April 22, 2012

Unraveling Knots

Posted by Megzy at 4/22/2012
"And then she understood the devilish cunning of the enemies' plan. By mixing a little truth with it they had made their lie far stronger" ~ The Last Battle C.S. Lewis

Far too long I've been believing my life doesn't matter.  Far too long I've forgotten that I'm not in this game of life alone.  I'm still incredibly gun shy, but I believe there is a reason for everything I've endured just as I believe there is a reason we all go through hardships.

A verse that comes to mind over and over again from the time that I was a young Christian is:

"Am I now trying to win the approval of men, or of God? Or am I trying to please men? If I were still trying to please men, I would not be a servant of Christ." ~ Galatians 1:10

Man, I'm a bad people pleaser.  Not as bad as I use to be, but it still seems to be an innate trait that won't go away.  I want to be liked and I want others to know that I like them.  I use to try so hard to find SOMETHING good about others even if they annoyed the crap out of me because I desperately didn't want to be rejected.  My altruistic service to others was coated in a fine sense of selfishness.

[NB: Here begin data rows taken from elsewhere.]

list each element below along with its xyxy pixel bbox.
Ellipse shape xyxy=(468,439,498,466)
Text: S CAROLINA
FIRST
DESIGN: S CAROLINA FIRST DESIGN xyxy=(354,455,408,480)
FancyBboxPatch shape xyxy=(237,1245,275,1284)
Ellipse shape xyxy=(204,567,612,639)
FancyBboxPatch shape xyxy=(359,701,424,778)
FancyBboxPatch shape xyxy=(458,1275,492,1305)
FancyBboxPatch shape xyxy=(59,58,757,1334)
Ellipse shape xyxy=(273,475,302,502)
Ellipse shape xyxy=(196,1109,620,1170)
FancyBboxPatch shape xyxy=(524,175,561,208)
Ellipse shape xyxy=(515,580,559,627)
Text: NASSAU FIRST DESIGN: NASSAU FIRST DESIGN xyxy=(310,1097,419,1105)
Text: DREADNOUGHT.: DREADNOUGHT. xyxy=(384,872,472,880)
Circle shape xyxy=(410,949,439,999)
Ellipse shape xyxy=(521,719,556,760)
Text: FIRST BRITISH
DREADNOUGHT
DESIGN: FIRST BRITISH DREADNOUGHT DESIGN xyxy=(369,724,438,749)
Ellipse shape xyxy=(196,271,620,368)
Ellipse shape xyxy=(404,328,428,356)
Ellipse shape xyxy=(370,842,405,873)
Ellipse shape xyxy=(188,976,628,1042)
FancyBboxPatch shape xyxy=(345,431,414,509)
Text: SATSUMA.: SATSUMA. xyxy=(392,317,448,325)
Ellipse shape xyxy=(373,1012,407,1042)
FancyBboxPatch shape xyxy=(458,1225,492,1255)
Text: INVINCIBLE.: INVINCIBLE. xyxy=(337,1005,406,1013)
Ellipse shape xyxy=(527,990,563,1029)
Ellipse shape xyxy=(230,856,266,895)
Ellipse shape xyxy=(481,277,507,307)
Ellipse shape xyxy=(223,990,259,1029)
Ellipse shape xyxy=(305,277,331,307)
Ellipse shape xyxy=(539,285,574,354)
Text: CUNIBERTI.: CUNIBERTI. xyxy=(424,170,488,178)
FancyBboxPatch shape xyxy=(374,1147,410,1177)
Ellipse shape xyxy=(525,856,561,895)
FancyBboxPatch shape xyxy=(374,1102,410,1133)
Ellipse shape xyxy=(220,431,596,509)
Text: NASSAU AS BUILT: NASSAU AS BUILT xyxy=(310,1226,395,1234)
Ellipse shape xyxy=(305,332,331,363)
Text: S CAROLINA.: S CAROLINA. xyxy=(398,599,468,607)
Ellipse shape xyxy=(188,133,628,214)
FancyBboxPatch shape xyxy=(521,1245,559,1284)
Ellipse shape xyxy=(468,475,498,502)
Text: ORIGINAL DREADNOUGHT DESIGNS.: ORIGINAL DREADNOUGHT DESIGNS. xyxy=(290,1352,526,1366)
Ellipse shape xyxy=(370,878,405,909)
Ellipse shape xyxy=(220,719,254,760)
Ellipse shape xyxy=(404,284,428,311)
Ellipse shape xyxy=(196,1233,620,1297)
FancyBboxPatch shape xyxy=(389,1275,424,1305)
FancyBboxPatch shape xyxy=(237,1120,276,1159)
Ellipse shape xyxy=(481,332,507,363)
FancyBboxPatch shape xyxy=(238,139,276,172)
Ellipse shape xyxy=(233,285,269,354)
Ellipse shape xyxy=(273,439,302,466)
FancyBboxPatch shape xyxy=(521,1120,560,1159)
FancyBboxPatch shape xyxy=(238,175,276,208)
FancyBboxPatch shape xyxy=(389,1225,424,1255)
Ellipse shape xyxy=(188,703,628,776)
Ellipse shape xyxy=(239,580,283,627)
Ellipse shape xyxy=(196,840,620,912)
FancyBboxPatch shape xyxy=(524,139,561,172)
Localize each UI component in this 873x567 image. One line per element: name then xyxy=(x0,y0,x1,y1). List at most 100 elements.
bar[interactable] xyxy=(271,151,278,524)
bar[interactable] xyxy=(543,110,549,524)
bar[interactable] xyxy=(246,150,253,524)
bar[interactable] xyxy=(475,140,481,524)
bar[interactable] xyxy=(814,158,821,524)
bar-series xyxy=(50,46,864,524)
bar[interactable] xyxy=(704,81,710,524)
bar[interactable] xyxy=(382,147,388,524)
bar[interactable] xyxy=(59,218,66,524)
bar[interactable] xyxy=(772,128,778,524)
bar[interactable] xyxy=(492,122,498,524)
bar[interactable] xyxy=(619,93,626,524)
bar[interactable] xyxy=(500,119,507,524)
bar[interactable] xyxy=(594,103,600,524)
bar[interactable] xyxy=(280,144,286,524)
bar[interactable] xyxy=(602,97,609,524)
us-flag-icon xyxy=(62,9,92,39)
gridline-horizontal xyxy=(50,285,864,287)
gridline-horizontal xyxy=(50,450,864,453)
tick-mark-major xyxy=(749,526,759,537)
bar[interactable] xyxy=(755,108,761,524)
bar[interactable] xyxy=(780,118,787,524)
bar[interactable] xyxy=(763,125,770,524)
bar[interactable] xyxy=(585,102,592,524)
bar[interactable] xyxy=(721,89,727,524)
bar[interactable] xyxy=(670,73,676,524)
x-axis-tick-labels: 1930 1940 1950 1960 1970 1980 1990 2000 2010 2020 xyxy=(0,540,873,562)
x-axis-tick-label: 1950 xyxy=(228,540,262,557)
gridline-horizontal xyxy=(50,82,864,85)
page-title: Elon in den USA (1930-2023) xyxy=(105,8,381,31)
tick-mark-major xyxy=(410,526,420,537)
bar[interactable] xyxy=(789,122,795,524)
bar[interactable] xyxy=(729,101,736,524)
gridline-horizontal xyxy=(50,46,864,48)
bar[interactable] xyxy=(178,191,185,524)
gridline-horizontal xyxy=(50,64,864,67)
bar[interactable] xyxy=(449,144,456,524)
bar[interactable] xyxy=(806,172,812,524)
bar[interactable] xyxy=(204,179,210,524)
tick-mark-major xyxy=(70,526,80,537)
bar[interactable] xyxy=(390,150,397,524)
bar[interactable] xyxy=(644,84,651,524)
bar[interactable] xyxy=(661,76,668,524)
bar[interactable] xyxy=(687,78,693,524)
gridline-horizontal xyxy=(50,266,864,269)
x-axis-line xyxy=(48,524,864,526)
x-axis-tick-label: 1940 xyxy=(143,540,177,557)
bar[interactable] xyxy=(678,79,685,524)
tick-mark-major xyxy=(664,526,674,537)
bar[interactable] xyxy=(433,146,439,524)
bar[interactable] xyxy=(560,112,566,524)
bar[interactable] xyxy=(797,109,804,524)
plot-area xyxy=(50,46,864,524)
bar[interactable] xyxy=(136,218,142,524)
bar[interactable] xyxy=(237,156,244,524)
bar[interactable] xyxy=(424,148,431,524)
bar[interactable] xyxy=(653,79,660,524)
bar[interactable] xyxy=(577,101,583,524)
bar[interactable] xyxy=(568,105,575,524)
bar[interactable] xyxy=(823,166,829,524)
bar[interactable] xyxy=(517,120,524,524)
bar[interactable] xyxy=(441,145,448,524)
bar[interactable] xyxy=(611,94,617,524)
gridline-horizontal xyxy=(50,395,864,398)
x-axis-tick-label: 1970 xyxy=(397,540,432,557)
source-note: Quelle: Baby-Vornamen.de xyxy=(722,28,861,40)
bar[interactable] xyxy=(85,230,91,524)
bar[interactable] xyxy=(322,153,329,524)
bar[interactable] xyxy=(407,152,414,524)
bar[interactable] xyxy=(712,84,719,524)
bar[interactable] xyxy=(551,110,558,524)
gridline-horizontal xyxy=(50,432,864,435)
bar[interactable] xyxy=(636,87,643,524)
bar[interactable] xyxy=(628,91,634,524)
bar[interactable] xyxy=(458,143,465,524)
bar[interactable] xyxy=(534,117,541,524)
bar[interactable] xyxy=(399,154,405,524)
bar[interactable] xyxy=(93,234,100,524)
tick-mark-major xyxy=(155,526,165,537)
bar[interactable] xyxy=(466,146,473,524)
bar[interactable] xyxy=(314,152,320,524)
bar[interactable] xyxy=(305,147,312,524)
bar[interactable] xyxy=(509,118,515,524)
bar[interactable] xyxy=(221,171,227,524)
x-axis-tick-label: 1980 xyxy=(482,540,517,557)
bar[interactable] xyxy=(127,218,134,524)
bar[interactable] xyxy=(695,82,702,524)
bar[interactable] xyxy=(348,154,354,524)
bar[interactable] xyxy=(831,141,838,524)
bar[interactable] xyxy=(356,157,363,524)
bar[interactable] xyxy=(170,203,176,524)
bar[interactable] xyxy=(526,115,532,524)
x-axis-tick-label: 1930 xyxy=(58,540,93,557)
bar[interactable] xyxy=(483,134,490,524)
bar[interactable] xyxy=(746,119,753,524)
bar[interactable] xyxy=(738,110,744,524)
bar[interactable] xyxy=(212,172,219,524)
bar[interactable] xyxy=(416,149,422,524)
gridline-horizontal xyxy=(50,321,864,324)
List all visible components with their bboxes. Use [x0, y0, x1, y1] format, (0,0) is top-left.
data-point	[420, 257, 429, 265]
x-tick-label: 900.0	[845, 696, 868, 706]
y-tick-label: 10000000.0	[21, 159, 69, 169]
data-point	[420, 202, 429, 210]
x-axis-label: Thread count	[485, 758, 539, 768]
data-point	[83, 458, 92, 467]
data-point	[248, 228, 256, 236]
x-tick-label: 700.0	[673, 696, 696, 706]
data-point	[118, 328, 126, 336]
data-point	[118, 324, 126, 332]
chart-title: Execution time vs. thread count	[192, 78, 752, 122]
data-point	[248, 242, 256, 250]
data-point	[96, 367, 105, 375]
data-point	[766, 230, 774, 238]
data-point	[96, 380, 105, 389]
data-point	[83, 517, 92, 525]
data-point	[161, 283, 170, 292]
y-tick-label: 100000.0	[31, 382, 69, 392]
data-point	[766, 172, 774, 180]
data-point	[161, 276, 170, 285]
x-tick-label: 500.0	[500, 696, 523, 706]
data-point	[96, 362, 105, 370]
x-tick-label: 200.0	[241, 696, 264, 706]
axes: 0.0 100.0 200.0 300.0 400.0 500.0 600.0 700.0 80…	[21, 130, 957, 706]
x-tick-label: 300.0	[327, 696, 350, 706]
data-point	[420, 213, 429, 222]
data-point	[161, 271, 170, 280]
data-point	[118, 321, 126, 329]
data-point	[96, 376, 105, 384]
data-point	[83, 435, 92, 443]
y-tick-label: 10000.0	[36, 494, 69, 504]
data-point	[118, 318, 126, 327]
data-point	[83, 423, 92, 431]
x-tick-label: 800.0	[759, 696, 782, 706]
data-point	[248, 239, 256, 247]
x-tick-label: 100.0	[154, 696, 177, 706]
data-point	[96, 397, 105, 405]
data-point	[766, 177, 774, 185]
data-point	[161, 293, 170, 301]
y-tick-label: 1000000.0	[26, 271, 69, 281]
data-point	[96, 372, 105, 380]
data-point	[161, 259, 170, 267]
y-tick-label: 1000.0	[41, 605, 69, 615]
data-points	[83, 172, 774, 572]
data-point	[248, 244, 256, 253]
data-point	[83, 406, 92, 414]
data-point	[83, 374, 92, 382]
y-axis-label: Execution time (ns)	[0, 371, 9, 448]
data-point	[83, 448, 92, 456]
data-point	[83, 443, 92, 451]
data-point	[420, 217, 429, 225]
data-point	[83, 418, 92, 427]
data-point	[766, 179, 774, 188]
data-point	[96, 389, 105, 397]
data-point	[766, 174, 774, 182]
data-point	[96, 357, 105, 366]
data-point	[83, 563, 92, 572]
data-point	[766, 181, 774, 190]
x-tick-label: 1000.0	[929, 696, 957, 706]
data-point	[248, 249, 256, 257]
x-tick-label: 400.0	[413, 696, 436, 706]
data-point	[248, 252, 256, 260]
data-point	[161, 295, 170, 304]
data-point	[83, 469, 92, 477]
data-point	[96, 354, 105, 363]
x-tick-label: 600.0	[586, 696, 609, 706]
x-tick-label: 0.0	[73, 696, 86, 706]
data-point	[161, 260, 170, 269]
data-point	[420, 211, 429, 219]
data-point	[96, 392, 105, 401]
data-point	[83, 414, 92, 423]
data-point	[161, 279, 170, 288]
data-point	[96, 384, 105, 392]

For whatever reason, every trial in my life has left me alone.  It has left me with little to no support.  It has left me with the sense of rejection and the thought that I have to deal with life all on on my own.

I get so wrapped up in my situation, that I forget the truth...the truth that we're never truly alone.  Even when people hurt you (which inevitably will happen - we're all human and we all make mistakes), God never forsakes us.

Why have I forgotten this truth?  Why have I failed to realize that I'm not alone?

Because the enemy is so crafty.  The enemy has a way of taking bits of truth and twisting them to where the lie seems to be nothing but reality and nothing but absolute truth.  It's like a string that becomes so twisted and manipulated that it's hard to find where the truth begins and where the lie ends.  It becomes a big ol' tangled mess.

My life has felt like a big ol' tangled mess for a really long time.  I've been so focused on this knotted up string of lies in my mind and moods that I forget that God has every capability and want to unravel what my feeble self cannot manage.

I want to learn things fast and want to do them now.  However, unraveling knots takes both time and patience.

1 comments:

Rich on April 23, 2012 at 9:09 AM said...

Seeing beyond the looking glass is what I believe you are starting to experience.